One of the most important steps to be carried out once you have removed the animals from the chimney is to install a chimney cap, as this is the most important line of defense that prevents birds, bats, raccoons and squirrels from getting in to the chimney in the first place. These are available in a variety of materials, with stainless steel being a particularly durable type, and will be very good at allowing the smoke to exit the chimney successfully, while preventing animals from getting inside. Even if you have found animals getting in through a hole in the chimney, it is still worth having your chimney cap examined to make sure it is in good condition, and getting it replaced if it is starting to show signs of rust or damage.

Go back to the main How to Get Rid of Wild Animals page for more information about what to do if you have animals in your chimney. Do you hear scratching sounds in the chimney or fireplace? Is there a dead animal stuck in the chimney cavity creating a smell or odor? Or maybe a nest of baby animal in the chimney. Can they cause damage, and how do you get animal out of the chimney? Read more about specific animals inside your house:
Bats in your chimney
Dead animal in your chimney
Raccoons in your chimney
Squirrels in your chimney

Reader Email: I am having a serious issue large animals entering my chimney.. my house is remodeled, was built in 1918. The chimney goes to basement where it used to be attached to oil tank for heat. Which no longer is attached. Only has clean out down there. Somewhere in kitchen ceiling where chimney runs had to have a hole for stove vent possibly? Because these things are in my 1st floor ceilings!
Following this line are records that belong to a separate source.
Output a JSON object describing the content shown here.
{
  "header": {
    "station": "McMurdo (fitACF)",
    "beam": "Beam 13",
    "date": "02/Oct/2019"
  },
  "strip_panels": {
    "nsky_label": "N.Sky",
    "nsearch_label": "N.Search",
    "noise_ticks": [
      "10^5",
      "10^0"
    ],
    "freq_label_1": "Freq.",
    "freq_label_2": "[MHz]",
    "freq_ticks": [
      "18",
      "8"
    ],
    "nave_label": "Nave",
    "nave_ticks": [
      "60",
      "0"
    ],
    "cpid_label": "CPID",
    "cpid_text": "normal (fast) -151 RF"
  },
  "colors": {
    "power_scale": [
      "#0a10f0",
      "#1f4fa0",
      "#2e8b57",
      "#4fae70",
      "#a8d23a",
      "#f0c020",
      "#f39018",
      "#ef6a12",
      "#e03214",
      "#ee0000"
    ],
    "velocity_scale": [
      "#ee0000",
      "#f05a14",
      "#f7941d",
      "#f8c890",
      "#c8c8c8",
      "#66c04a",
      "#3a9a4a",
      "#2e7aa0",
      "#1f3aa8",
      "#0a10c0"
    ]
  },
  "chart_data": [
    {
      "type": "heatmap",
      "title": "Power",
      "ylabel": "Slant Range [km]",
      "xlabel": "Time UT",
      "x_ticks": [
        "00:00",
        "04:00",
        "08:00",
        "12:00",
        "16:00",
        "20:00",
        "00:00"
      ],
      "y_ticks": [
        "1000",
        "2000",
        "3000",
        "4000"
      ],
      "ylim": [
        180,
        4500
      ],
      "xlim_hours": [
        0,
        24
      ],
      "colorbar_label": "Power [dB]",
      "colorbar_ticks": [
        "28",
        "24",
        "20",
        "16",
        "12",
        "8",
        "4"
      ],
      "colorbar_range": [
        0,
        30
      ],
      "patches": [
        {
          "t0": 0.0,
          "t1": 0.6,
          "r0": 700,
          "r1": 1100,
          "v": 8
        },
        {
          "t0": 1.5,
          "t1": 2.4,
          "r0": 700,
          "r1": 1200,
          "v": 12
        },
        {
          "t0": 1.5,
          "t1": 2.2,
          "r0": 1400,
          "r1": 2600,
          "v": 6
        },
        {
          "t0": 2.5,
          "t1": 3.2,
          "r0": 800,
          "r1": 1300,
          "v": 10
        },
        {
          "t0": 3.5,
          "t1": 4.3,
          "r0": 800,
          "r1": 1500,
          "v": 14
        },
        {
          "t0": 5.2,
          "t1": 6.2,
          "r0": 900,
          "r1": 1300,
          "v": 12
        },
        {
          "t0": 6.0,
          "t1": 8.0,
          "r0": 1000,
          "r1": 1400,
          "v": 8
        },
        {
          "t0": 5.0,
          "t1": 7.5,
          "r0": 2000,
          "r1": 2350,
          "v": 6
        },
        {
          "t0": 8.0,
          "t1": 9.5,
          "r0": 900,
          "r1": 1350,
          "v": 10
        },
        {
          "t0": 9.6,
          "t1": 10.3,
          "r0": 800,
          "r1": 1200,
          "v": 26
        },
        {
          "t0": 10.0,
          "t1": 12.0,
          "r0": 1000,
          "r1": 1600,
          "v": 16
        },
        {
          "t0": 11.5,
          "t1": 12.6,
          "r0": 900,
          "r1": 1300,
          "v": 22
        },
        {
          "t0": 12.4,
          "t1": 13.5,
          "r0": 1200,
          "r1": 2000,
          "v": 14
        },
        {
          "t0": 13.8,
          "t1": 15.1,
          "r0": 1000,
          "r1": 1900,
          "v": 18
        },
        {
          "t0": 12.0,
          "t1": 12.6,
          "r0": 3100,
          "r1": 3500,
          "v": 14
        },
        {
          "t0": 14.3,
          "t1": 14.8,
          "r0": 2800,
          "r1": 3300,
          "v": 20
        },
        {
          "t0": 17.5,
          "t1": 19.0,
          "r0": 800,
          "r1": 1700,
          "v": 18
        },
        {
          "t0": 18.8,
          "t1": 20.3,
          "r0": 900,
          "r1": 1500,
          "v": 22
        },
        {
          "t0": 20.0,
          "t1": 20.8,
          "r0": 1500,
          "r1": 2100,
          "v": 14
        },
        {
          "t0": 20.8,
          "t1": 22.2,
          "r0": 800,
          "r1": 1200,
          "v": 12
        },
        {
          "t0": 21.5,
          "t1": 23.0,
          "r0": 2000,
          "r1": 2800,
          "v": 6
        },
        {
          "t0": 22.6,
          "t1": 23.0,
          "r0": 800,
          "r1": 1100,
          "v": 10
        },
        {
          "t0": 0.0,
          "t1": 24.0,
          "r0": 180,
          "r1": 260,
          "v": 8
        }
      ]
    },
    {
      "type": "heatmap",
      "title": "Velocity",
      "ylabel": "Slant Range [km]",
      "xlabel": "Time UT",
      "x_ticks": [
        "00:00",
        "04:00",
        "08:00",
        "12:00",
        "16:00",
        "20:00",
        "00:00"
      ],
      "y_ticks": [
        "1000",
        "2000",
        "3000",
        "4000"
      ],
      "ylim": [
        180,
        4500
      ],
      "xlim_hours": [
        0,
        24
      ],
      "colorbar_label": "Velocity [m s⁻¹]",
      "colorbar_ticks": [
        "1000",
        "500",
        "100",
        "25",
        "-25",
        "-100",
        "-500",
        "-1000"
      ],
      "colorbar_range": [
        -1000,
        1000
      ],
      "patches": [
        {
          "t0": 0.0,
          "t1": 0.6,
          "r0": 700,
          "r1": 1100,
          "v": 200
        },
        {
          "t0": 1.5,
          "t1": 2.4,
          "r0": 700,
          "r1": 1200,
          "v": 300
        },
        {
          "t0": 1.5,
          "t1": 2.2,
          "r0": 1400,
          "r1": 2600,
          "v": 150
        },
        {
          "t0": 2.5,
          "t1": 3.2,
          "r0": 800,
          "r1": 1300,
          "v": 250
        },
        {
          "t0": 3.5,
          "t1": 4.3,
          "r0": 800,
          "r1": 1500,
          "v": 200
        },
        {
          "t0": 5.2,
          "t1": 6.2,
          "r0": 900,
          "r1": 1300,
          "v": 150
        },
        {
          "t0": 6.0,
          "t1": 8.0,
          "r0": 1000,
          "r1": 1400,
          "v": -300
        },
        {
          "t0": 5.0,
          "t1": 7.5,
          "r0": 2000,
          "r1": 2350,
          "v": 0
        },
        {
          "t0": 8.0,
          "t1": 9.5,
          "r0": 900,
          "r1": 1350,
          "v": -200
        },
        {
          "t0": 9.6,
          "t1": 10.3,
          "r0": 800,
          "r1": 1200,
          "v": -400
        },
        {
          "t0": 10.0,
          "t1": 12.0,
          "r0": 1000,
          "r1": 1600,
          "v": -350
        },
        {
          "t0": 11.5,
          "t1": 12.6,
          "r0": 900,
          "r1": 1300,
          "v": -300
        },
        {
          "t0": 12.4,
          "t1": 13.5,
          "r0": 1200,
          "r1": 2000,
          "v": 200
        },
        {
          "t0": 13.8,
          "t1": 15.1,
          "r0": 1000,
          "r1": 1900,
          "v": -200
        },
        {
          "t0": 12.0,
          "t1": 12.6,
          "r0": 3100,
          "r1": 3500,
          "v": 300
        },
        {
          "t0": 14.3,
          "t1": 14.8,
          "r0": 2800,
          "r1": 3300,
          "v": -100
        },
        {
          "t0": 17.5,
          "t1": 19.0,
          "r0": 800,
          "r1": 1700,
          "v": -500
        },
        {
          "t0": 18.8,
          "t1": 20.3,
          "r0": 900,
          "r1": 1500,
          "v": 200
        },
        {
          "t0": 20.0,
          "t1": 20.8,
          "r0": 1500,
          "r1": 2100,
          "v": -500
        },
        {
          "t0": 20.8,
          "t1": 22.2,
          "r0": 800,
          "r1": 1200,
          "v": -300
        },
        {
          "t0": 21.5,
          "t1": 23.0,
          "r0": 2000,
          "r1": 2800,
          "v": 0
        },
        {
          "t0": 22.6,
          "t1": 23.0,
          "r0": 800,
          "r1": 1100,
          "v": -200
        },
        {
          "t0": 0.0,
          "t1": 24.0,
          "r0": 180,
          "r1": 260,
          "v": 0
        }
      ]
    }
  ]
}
We covered uncapped chimney (previous owner left uncapped just bought house year go)with a wooden box, left 8" x 8" opening.. attached cage system with flap. They figured that out so removed cage, attached trap door in a frame.. figured that out.. so gave up & covered the trap door hardware cloth seal it. They've now somehow pried open! Help! Please help! I have tried local people they seem have no idea of chimney traps etc. Meanwhile I am stuck living under wild animals in our ceilings! My husband just deployed germany now I am here alone with this horror. Any help numbers u might have for watertown, ny. I would appreciate it. Been trying get rid of these things since October. Cannot take anymore. Ready to walk away from our home altogether.

My Response: It sounds like you have raccoons, or possibly opossums, entering the chimney. Yes, we have a technician in Watertown NY who can assist you! It's important to trap and remove the animals and then seal the open chimney flu with a professional steel chimney cap.

I called a different company last week. The only thing technician I talked to said was something about cutting holes in my ceilings, setting traps. which considering my house is all newly refinished, didnt want to do.When I told him no, I would rather use chimney traps or exclusion device on chimney.. he acted as if they never deal with chimneys? Like he had never used chimney trap. I called your wild life person who's helped me installing trap door such. Knows all about chimney traps.. problem is he cannot climb thius week, has a temporary back problem where he cannot even straighten his back. So this has all been a real nightmare. My critter person seems to think its possums not raccoons.. insisting our trash can would have been gotten into. Which it never has.. & that i'd hear them in ceiling more. But I have drywall then wood in ceilings.. maybe bcuz house used to be multi family, xtra wood for fire or aound idk. But am grateful they cannot gnaw thru that!